Water polo coach Wolf Wigo | Credit: Paul Wellman

The NCAA announced Tuesday that it is imposing sanctions on UCSB’s cross-country, track, and men’s water polo programs because of “multiple Level II violations of well-known NCAA rules.”

The NCAA Committee on Infractions alleged that water polo players in previous years received impermissible extra benefits, including excessive stipends for two players who performed work for a water polo club. The violations in cross-country and track involved “countable athletically related activity restrictions,” in the NCAA’s parlance. Former coach Pete Dolan was accused of logging the mileage of Sunday and summer workouts when directed athletic activity was forbidden.
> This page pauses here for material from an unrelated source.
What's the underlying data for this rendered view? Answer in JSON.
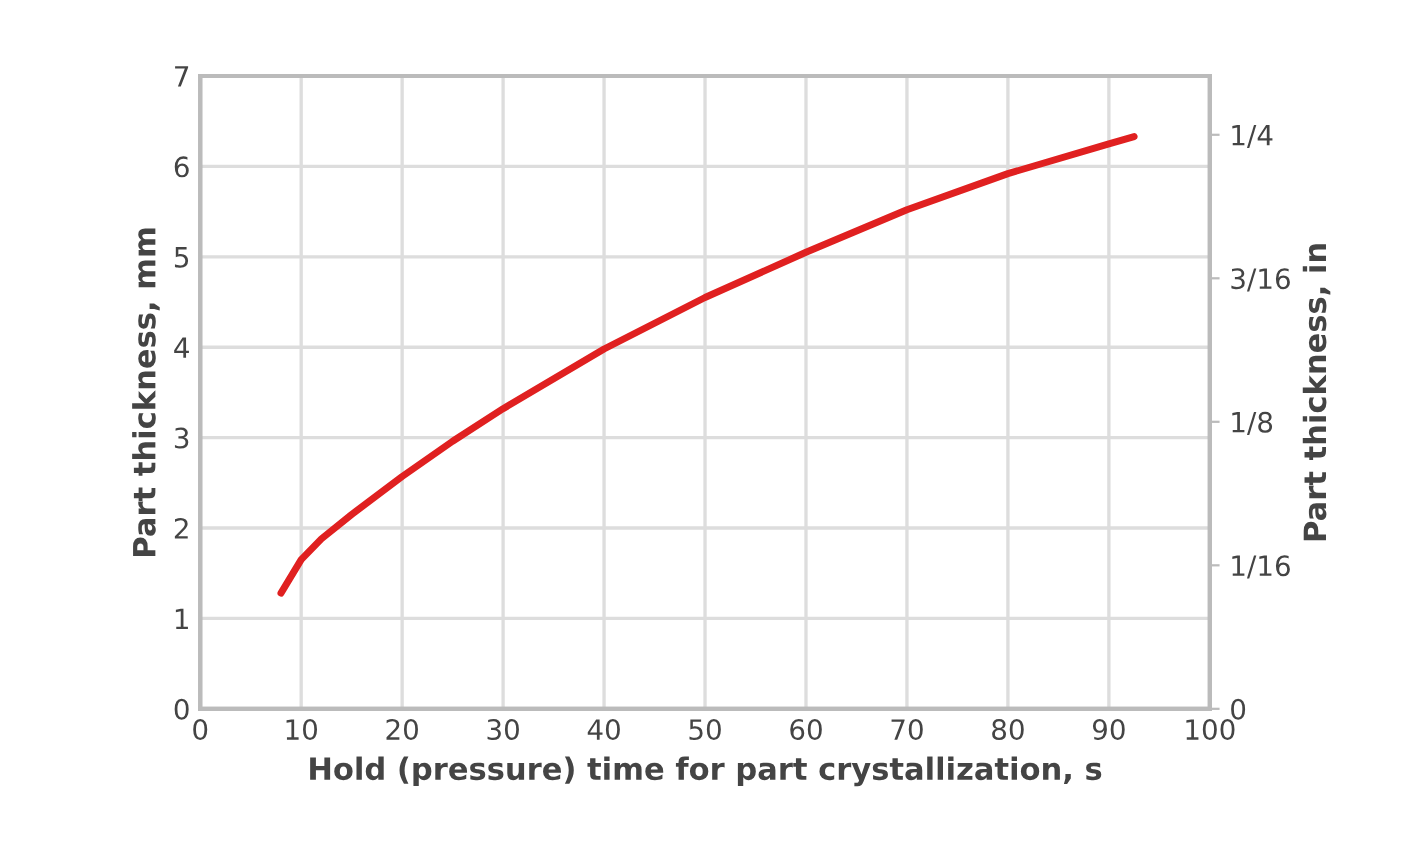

The NCAA issued a smorgasbord of penalties against the water polo and cross-country/track programs. They included two years of probation, a one percent reduction of their budgets, scholarship reductions of 5 to 7.5 percent, and reductions in allowable official and unofficial visits by potential recruits.

Among the penalties for the water polo team was being banned from postseason competition in 2018, an action taken by UCSB itself while the program was under investigation a year ago.
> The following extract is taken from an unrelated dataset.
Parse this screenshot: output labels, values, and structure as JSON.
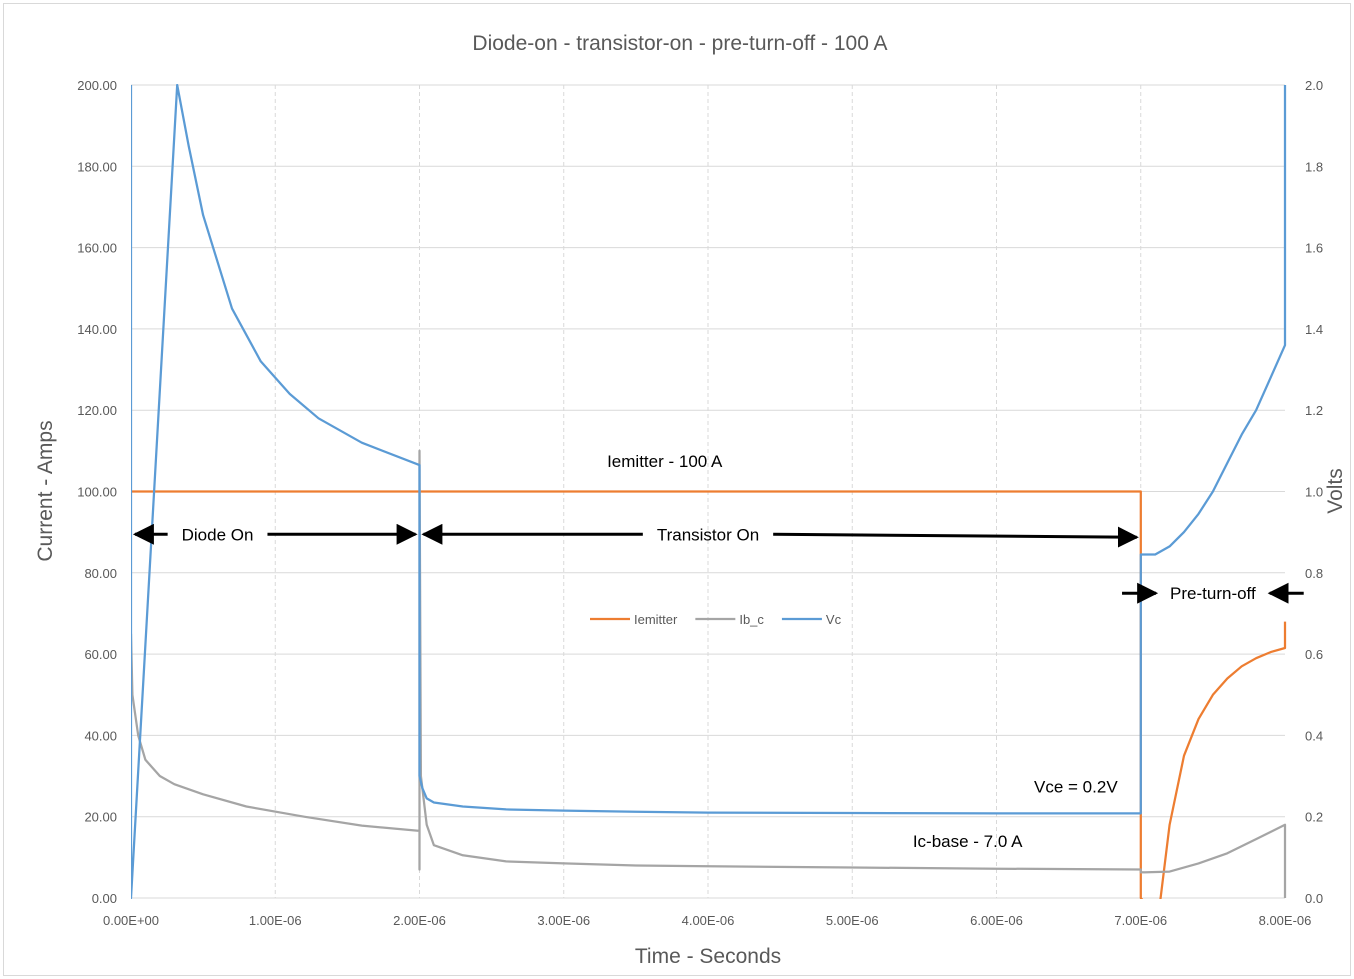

“We wanted to get these things behind us and lessen what the consequences might be later,” said John McCutcheon, the Gaucho director of athletics, who expressed satisfaction with the results. “We fared well,” he said. “I was pleased how our compliance office and staff handled ourselves. We’ll accept the penalties as issued and move on.”

Water polo coach Wolf Wigo said that the way is clear for the Gaucho men, currently ranked No. 4 in the nation, to compete for league and NCAA championships this year.

While conceding that “the NCAA’s decision could have been worse,” Wigo questioned the targeting of his water polo program. “There’s a whistleblower who has instigated five investigations against me,” Wigo said. “The first four amounted to nothing. The NCAA has more serious issues to deal with.”

 In the case of the athletes who were compensated for coaching in his club program, Wigo said their pay amounted to $20 an hour — less than the going rate for such work — while the NCAA applied a limit of $12.

UCSB dismissed Dolan as cross-country and track coach in May 2018 over issues that did not involve the NCAA investigation. He issued an unlawful termination lawsuit that was settled this year. Upon hearing about the NCAA sanctions, Dolan issued a statement that said in part: “I am disappointed, but not surprised, by the decision of the NCAA Committee on Infractions to find that my efforts to keep my athletes safe and healthy by merely reviewing their training logs on a regular basis — something every distance running coach must do if they want to train their athletes properly — was somehow a violation of NCAA rules. … I regret that the punishment for these illusory violations will unjustly fall on current coaches and athletes.”